Я попытался закрыть рот, но у меня ничего не вышло. Я даже оказался не в силах встать, хотя мне очень хотелось подойти к каменной обезьяне, обойти ее со всех сторон и потрогать.
Обезьяна звонко стукнула себя руками по ляжкам и снова расхохоталась.
— А вот как я двигаюсь, это разговор особый, — проговорил Сунь У-кун, в ответ на мои мысли. — Да придите же в себя, господин Яромир!
Я встал и сделал шаг навстречу
Сунь У-кун кивнул головой, подошел поближе к дивану и присел на задние лапы. Я обошел его со всех сторон, рассматривая и с трудом удерживаясь, чтобы не ощупать. Красивый, желтовато-серый камень кое-где пересекали коричневые полоски. Интересно, где Сунь У-кун раздобыл такой большой кусок нефрита? Или он полый внутри?
Каменная обезьяна снова захихикала. Когда она смеялась, черты ее лица словно подергивала рябь. Я понял, что прекрасный царь обезьян задействовал для перемещения в пространстве магию измерений.
Сунь У-кун вытянул руку.
— Можешь потрогать, — разрешил он.
Я нерешительно протянул свою руку, как вдруг услышал от двери голос Венедима. Я даже не обратил внимания, что он вошел.

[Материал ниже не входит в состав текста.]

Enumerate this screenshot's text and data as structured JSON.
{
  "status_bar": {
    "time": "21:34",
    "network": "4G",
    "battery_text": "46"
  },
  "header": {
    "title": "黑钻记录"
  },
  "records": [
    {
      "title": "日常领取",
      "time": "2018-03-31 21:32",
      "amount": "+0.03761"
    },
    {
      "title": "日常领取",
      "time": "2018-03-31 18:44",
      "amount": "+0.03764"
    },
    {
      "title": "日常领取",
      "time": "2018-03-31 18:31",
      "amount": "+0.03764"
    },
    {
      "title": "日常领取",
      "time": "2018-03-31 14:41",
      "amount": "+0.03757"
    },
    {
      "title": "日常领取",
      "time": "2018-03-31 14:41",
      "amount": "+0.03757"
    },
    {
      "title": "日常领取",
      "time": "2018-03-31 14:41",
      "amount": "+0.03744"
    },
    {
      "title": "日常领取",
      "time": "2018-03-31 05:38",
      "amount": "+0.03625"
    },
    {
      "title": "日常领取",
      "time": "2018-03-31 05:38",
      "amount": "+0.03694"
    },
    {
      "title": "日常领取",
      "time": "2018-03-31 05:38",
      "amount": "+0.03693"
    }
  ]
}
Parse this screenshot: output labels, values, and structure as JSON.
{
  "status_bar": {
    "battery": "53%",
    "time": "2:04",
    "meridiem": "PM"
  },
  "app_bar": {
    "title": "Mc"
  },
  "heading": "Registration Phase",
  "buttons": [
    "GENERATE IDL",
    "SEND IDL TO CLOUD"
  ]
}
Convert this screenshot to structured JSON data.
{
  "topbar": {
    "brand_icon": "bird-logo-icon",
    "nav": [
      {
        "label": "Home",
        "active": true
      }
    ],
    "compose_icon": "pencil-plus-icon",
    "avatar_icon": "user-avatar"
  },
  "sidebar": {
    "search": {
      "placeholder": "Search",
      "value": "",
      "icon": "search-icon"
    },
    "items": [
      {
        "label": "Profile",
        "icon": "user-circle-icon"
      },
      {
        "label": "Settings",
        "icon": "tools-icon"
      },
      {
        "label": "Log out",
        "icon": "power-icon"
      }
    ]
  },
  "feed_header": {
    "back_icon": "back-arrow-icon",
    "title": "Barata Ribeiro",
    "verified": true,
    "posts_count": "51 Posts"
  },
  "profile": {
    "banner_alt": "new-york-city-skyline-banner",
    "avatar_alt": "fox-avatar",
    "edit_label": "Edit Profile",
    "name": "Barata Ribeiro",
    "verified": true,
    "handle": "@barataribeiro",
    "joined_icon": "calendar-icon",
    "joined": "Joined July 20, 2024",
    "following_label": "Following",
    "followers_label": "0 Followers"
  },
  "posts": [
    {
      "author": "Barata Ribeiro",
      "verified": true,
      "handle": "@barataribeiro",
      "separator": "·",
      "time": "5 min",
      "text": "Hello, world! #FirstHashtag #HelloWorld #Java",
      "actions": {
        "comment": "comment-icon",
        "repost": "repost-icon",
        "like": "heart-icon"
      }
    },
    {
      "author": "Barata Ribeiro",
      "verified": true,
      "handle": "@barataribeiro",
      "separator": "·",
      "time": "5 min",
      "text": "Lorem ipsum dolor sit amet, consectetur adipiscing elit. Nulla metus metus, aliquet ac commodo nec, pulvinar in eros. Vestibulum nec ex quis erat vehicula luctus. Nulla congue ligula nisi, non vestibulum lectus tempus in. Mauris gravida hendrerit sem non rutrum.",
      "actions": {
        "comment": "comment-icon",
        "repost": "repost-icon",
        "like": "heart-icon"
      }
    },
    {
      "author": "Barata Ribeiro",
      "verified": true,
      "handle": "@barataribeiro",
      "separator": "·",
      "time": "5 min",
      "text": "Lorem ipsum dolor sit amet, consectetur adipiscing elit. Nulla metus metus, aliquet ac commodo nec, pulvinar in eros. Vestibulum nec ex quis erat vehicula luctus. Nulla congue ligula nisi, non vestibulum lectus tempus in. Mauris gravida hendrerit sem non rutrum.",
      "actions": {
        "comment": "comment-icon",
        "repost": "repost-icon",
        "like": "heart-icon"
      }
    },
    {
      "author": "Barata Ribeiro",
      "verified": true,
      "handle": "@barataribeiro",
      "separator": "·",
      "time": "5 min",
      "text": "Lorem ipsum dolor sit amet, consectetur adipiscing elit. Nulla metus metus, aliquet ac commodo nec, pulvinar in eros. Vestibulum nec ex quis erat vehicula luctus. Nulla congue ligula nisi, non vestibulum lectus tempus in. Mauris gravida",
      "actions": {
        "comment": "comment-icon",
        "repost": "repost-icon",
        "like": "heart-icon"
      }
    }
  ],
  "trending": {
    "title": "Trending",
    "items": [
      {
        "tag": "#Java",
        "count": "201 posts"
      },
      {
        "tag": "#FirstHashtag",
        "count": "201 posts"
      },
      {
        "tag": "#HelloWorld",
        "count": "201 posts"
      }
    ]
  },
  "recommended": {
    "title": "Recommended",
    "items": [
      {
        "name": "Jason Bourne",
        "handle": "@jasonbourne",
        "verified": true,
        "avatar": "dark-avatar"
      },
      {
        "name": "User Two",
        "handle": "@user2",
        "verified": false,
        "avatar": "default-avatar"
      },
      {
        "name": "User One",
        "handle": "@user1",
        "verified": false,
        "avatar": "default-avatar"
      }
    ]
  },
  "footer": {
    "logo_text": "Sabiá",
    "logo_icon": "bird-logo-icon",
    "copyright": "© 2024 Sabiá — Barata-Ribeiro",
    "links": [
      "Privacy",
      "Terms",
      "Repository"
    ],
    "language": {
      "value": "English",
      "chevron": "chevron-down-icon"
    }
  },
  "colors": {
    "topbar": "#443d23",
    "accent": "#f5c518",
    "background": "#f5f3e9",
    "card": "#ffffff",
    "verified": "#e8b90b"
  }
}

— Вы сейчас полностью трехмерны, господин Сунь У-кун? Яромиру не стоит прикасаться к многомерным тварям.
Я настолько забалдел от такой постановки вопроса — причислить прекрасного царя обезьян к тварям! Это додуматься надо! — что оторвал, наконец, взгляд от каменной обезьяны и посмотрел на Венедима. Он был в своем естественном, то есть восьмимерном облике.
— Не удивляйся, — снова захихикал Сунь У-кун. — Я сотворен, значит, меня можно причислить к тварям, если рассматривать слово «тварь», как объект творения и рассматривать его в данном контексте исключительно применительно к моей телесной оболочке. К существам же меня причислить нельзя хотя бы по той простой причине, что я не существую. По крайней мере, в таком виде, какой вы наблюдаете в настоящий момент. Да, Венедим-то прав. Ты можешь меня коснуться, Яромир, но только когда я не буду двигаться.
С этими словами, каменная обезьяна застыла, и я потрогал ее руку. О, паньгуань побери, обычная каменная рука. Статуя, без признаков жизни. Подсознательно я ожидал ощутить биение пульса, но, помилуйте, откуда пульс в камне?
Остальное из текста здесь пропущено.